Great chasms are opening in the world, and nobody is noticing.
A small asteroid roared into London, shattering the lives of 12,000 people. The catastrophic event triggers a multitude of grief.
The British playwright James Fritz penned “Lava” before COVID-19 ravaged the world. The play opens on Thursday, Feb. 9, at the Vortex Theatre. But the scenario is similar, director Kendra Rickert said.
“We’ve all been living through this,” she said. “It’s not about the asteroid, but how people are dealing with the pain and loss. Sometimes when we need each other the most, it doesn’t seem possible.”
A young man called Vin is finding it hard to talk. The only person who seems to notice is Rach, who resolves to find out what’s troubling him and help him find his voice again.
“Everybody’s creating stories about what his grief must have been,” Rickert said.
The mildly-irritating Jamie, who has experienced the greatest tragedy of all by losing his mother in the disaster, provides some comic relief.
“He’s very able to communicate the pain he’s in, but he’s over the top,” Rickert said. “And he doesn’t take social cues well.”
When Rach’s family takes in an articulate and charismatic survivor of the asteroid incident, Vin’s silence is no longer her first priority.
“Who has the right to be comforted when everybody else has it worse?” Rickert asked. “Who deserves sympathy?
“It compares people’s traumas,” she added. “It brings up a lot of issues of masculinity, how men deal with grief. It deals with male rage in that it needs to be harnessed.”
Finally, Vin begins to communicate by texting Rach. He says, “Stop trying to help me.”
“He feels that it’s not a masculine thing,” Rickert said.
Rickert wanted to direct a play that gave audience members some hope.
“How do you stay accountable to each other during times of grief?” she asked. “Everybody deserves compassion.”
Fritz structured the play around the five stages of grief.

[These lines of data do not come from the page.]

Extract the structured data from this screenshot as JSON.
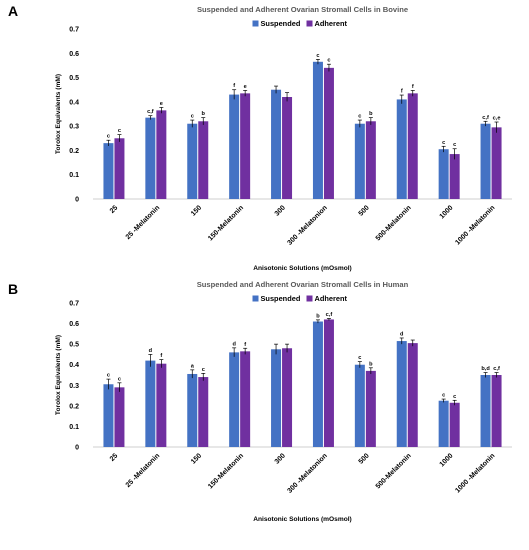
{
  "chart_data": [
    {
      "panel_label": "A",
      "type": "bar",
      "title": "Suspended and Adherent Ovarian Stromall Cells in Bovine",
      "xlabel": "Anisotonic Solutions (mOsmol)",
      "ylabel": "Torolox Equivalents (mM)",
      "ylim": [
        0,
        0.7
      ],
      "yticks": [
        "0",
        "0.1",
        "0.2",
        "0.3",
        "0.4",
        "0.5",
        "0.6",
        "0.7"
      ],
      "grid": false,
      "legend_position": "top-center",
      "categories": [
        "25",
        "25 -Melatonin",
        "150",
        "150-Melatonin",
        "300",
        "300 -Melatonion",
        "500",
        "500-Melatonin",
        "1000",
        "1000 -Melatonin"
      ],
      "series": [
        {
          "name": "Suspended",
          "color": "#4472C4",
          "values": [
            0.23,
            0.335,
            0.31,
            0.43,
            0.45,
            0.565,
            0.31,
            0.41,
            0.205,
            0.31
          ],
          "errors": [
            0.012,
            0.008,
            0.015,
            0.02,
            0.015,
            0.01,
            0.015,
            0.018,
            0.012,
            0.01
          ],
          "labels": [
            "c",
            "c,f",
            "c",
            "f",
            "",
            "c",
            "c",
            "f",
            "c",
            "c,f"
          ]
        },
        {
          "name": "Adherent",
          "color": "#7030A0",
          "values": [
            0.25,
            0.365,
            0.32,
            0.435,
            0.42,
            0.54,
            0.32,
            0.435,
            0.185,
            0.295
          ],
          "errors": [
            0.015,
            0.012,
            0.015,
            0.012,
            0.018,
            0.015,
            0.015,
            0.012,
            0.022,
            0.022
          ],
          "labels": [
            "c",
            "e",
            "b",
            "e",
            "",
            "c",
            "b",
            "f",
            "c",
            "c,e"
          ]
        }
      ]
    },
    {
      "panel_label": "B",
      "type": "bar",
      "title": "Suspended and Adherent Ovarian Stromall Cells in Human",
      "xlabel": "Anisotonic Solutions (mOsmol)",
      "ylabel": "Torolox Equivalents (mM)",
      "ylim": [
        0,
        0.7
      ],
      "yticks": [
        "0",
        "0.1",
        "0.2",
        "0.3",
        "0.4",
        "0.5",
        "0.6",
        "0.7"
      ],
      "grid": false,
      "legend_position": "top-center",
      "categories": [
        "25",
        "25 -Melatonin",
        "150",
        "150-Melatonin",
        "300",
        "300 -Melatonion",
        "500",
        "500-Melatonin",
        "1000",
        "1000 -Melatonin"
      ],
      "series": [
        {
          "name": "Suspended",
          "color": "#4472C4",
          "values": [
            0.305,
            0.42,
            0.355,
            0.46,
            0.475,
            0.61,
            0.4,
            0.515,
            0.225,
            0.35
          ],
          "errors": [
            0.025,
            0.03,
            0.02,
            0.022,
            0.025,
            0.008,
            0.015,
            0.015,
            0.008,
            0.012
          ],
          "labels": [
            "c",
            "d",
            "a",
            "d",
            "",
            "b",
            "c",
            "d",
            "c",
            "b,d"
          ]
        },
        {
          "name": "Adherent",
          "color": "#7030A0",
          "values": [
            0.29,
            0.405,
            0.34,
            0.465,
            0.48,
            0.62,
            0.37,
            0.505,
            0.215,
            0.35
          ],
          "errors": [
            0.022,
            0.02,
            0.018,
            0.015,
            0.02,
            0.005,
            0.015,
            0.015,
            0.012,
            0.012
          ],
          "labels": [
            "c",
            "f",
            "c",
            "f",
            "",
            "c,f",
            "b",
            "",
            "c",
            "c,f"
          ]
        }
      ]
    }
  ]
}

Written in 2018 and staged as the world moves out of a global pandemic, the themes of loss, and of solidarity in the face of unprecedented tragedy, may have once seemed implausible.
As each character processes their own experiences of loss and trauma, layers of truth and lies peel away, resulting in a deep dive into how we assign value to different kinds of sadness.
“Lava” stars Ashley Deleona, Jordan Olguin, Echo Dobie and Josh Browner.